Whoosh는 몇 가지 내장 필드 유형을 제공한다.

  • whoosh.fields.TEXT
    • 본문 텍스트
    • 구문 검색을 허용하기 위해 텍스트를 인덱싱 (및 선택적으로 저장)하고 용어 위치를 저장
  • whoosh.fields.KEYWORD
    • 공백 또는 쉼표로 구분 된 키워드
  • whoosh.fields.ID
    • ID필드는 나머지 필드 값들을 single unit으로 간단히 인덱싱한다.
    • url이나 file path, date, category 등에 사용할 것을 추천
    • default는 stored=False 이므로, 저장하려면 ID(stored=True) 을 사용하도록!
  • whoosh.fields.STORED
    • 이 필드는 문서와 함께 저장되지만 인덱싱되거나 검색되지 않는다.
  • whoosh.fields.NUMERIC
    • int, long, or floating point numbers in a compact, sortable format
    • 정렬 가능
  • whoosh.fields.DATETIME
    • datetime objects
    • 정렬 가능
  • whoosh.fields.BOOLEAN
    • boolean value(yes, no, true, false, 1, 0, t, f)
  • whoosh.fields.NGRAM
    • 미정

Schema 만들기

from whoosh.fields import Schema, TEXT, KEYWORD, ID, STORED
from whoosh.analysis import StemmingAnalyzer

schema = Schema(from_addr=ID(stored=True),
                to_addr=ID(stored=True),
                subject=TEXT(stored=True),
                body=TEXT(analyzer=StemmingAnalyzer()),
                tags=KEYWORD)

or

from whoosh.fields import SchemaClass, TEXT, KEYWORD, ID, STORED

class MySchema(SchemaClass):
    path = ID(stored=True)
    title = TEXT(stored=True)
    content = TEXT
    tags = KEYWORD

Modifying the schema after indexing

  • add_field() 와 remove_field()
writer = ix.writer()
writer.add_field("fieldname", fields.TEXT(stored=True))
writer.remove_field("content")
writer.commit()

Dynamic fields

associate a field type with any field name that matches a given “glob” (a name pattern containing *, ?, and/or [abc] wildcards).

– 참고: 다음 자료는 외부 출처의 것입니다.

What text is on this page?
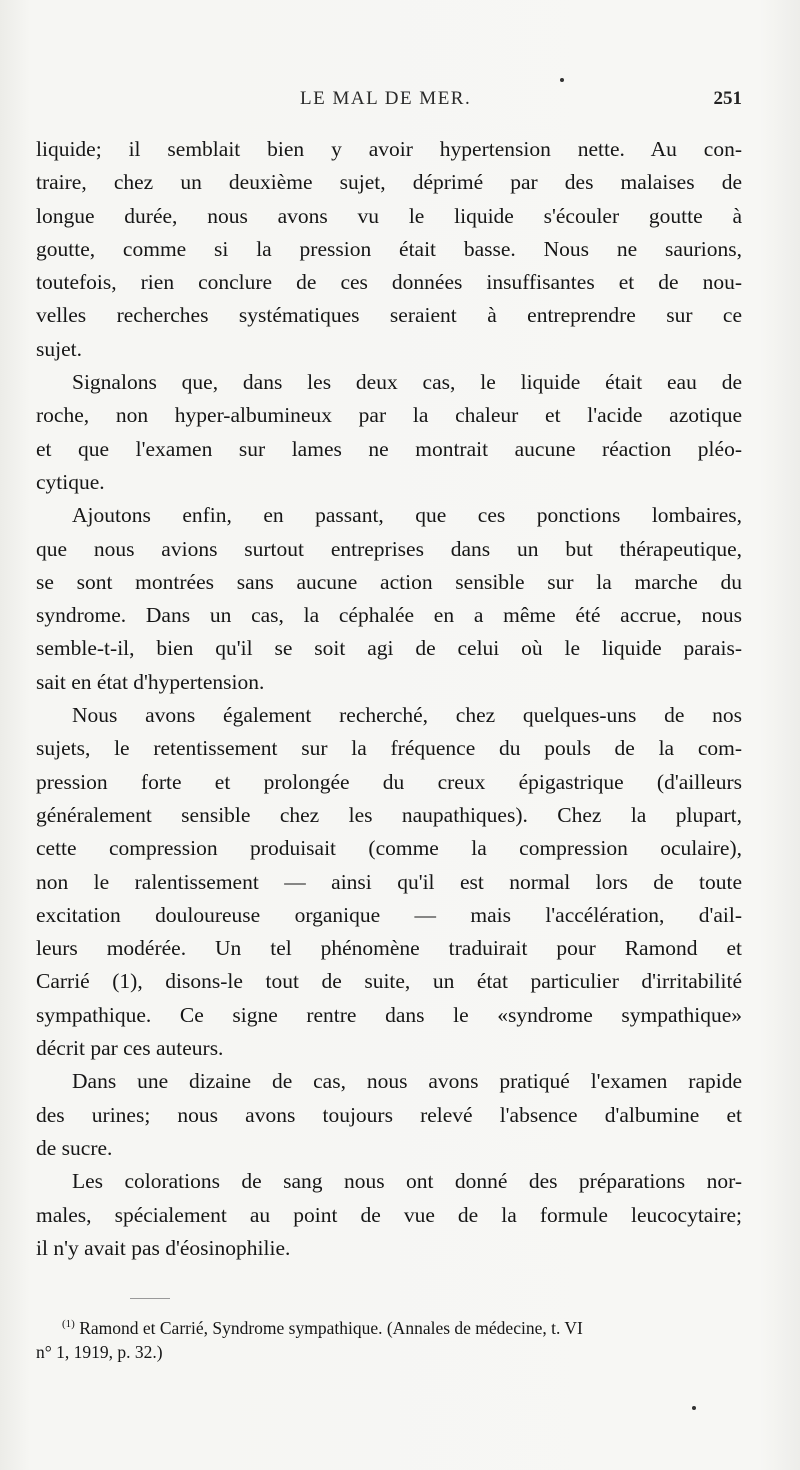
LE MAL DE MER.	251
liquide; il semblait bien y avoir hypertension nette. Au con-
traire, chez un deuxième sujet, déprimé par des malaises de
longue durée, nous avons vu le liquide s'écouler goutte à
goutte, comme si la pression était basse. Nous ne saurions,
toutefois, rien conclure de ces données insuffisantes et de nou-
velles recherches systématiques seraient à entreprendre sur ce
sujet.
Signalons que, dans les deux cas, le liquide était eau de
roche, non hyper-albumineux par la chaleur et l'acide azotique
et que l'examen sur lames ne montrait aucune réaction pléo-
cytique.
Ajoutons enfin, en passant, que ces ponctions lombaires,
que nous avions surtout entreprises dans un but thérapeutique,
se sont montrées sans aucune action sensible sur la marche du
syndrome. Dans un cas, la céphalée en a même été accrue, nous
semble-t-il, bien qu'il se soit agi de celui où le liquide parais-
sait en état d'hypertension.
Nous avons également recherché, chez quelques-uns de nos
sujets, le retentissement sur la fréquence du pouls de la com-
pression forte et prolongée du creux épigastrique (d'ailleurs
généralement sensible chez les naupathiques). Chez la plupart,
cette compression produisait (comme la compression oculaire),
non le ralentissement — ainsi qu'il est normal lors de toute
excitation douloureuse organique — mais l'accélération, d'ail-
leurs modérée. Un tel phénomène traduirait pour Ramond et
Carrié (1), disons-le tout de suite, un état particulier d'irritabilité
sympathique. Ce signe rentre dans le «syndrome sympathique»
décrit par ces auteurs.
Dans une dizaine de cas, nous avons pratiqué l'examen rapide
des urines; nous avons toujours relevé l'absence d'albumine et
de sucre.
Les colorations de sang nous ont donné des préparations nor-
males, spécialement au point de vue de la formule leucocytaire;
il n'y avait pas d'éosinophilie.
$^{(1)}$ Ramond et Carrié, Syndrome sympathique. (Annales de médecine, t. VI
n° 1, 1919, p. 32.)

schema = fields.Schema(...)
# Any name ending in "_d" will be treated as a stored
# DATETIME field
schema.add("*_d", fields.DATETIME(stored=True), glob=True)

Advanced schema setup

  • Field boosts
schema = Schema(title=TEXT(field_boost=2.0), body=TEXT)
  • Field types
  • Formats
  • Vectors

How to index documents

Creating an Index object

  • index.create_in : create an index
    clear the current contents if the directory with an existing index
import os, os.path
from whoosh import index

if not os.path.exists("indexdir"):
    os.mkdir("indexdir")

ix = index.create_in("indexdir", schema)
  • index.open_dir : open an existing index
import whoosh.index as index

ix = index.open_dir("indexdir")

Indexing documents

Index object를 만들게 되면, IndexWriter를 사용하여 문서를 인덱스에 추가할 수 있다.

ix = index.open_dir("index")
writer = ix.writer()

NOTE

  • Because opening a writer locks the index for writing, in a multi-threaded or multi-process environment your code needs to be aware that opening a writer may raise an exception (whoosh.store.LockError) if a writer is already open. Whoosh includes a couple of example implementations (whoosh.writing.AsyncWriter and whoosh.writing.BufferedWriter) of ways to work around the write lock.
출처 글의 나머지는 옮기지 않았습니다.